Means ought to be provided in advance. That is part of our duty. If we fail in it then it is our responsibility, not yours. But now for your duty. I want to impress, with all the strength that in me lies, upon every medical man in either the Army or the Navy, to remember always that in any time of crisis the chances are that you will have to work with imperfect implements. And your conduct will then afford a pretty good test of your worth. If you sit down and do nothing but say you could have done excellently if only you had had the right implements to work with, you will show your unfitness for your position. Your business will be to do the very best you can do, if you have nothing in the world but a jack-knife to do it with. Keep before your minds all the time that when the crisis occurs it is almost sure to be the case that you will have to do no small part of your work with make-shifts; to do it, as I myself saw at Santiago the Army physicians do their work, roughly and hastily, when worn out with fatigue and having but one-fourth or one-fifth of the appliances that they would expect normally to have. Make up your mind that while you will do all you can to get the best material together in advance, you will not put forward the lack of that material as an excuse for not doing the best work possible with imperfect tools.

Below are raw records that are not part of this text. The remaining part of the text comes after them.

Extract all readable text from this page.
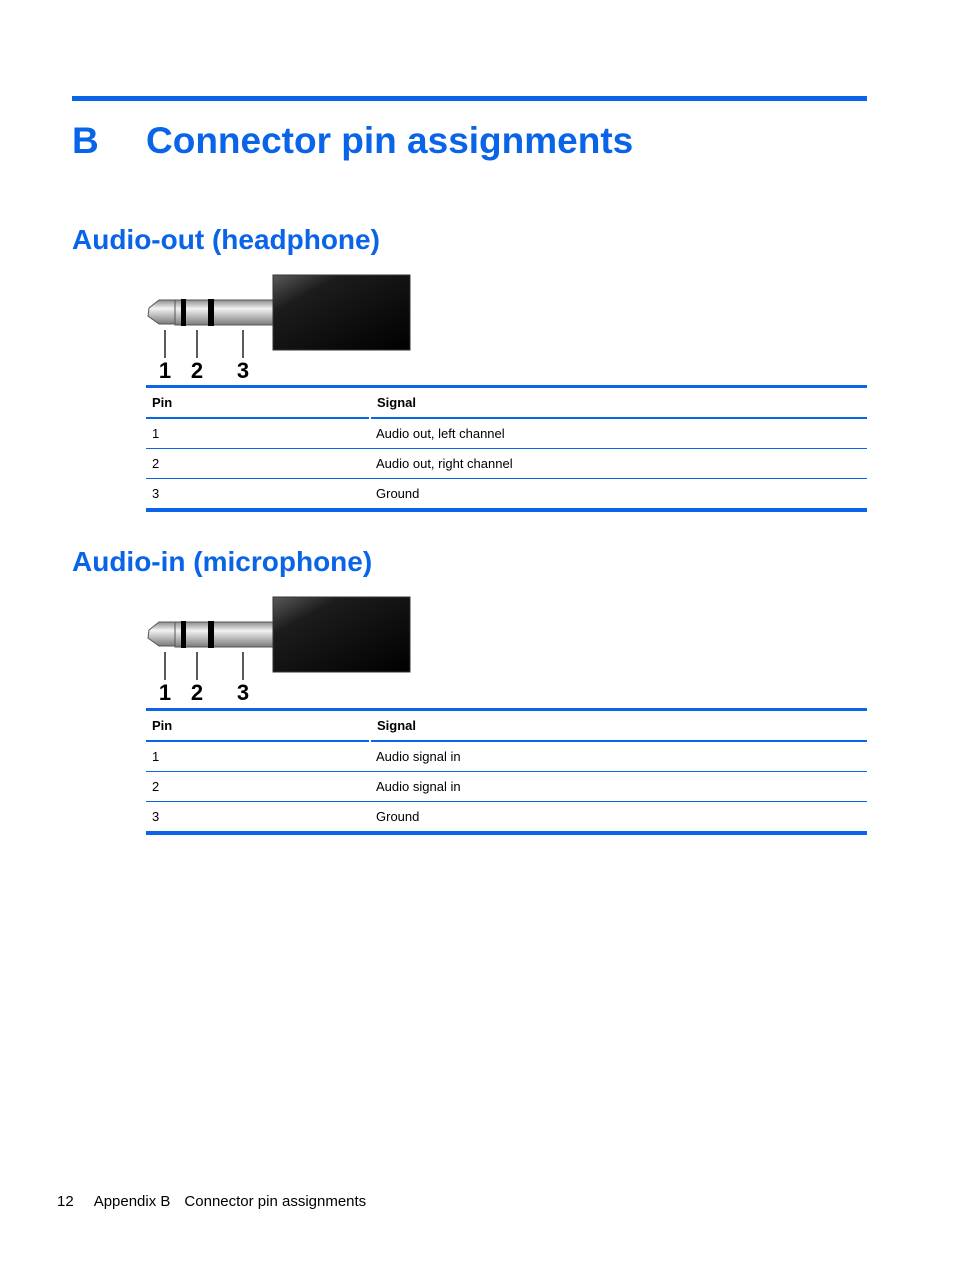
B Connector pin assignments
Audio-out (headphone)
1 2 3
Pin	Signal
1	Audio out, left channel
2	Audio out, right channel
3	Ground
Audio-in (microphone)
1 2 3
Pin	Signal
1	Audio signal in
2	Audio signal in
3	Ground
12 Appendix B Connector pin assignments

Make it a matter of pride to do your utmost, without regard to the inadequacy of your instruments.

I am sure that all of us outsiders here realize the weight of responsibility resting upon those who now join the great and honorable body of men who in the Navy and in the Army have by their actions upheld not only the standard of honor of the medical profession, but the standard of honor of the officers of the Army and the Navy of the United States.

I greet you on your entrance into the service. I welcome you as servants of the Nation, and I wish you every success in the great and honorable calling which you have chosen as yours.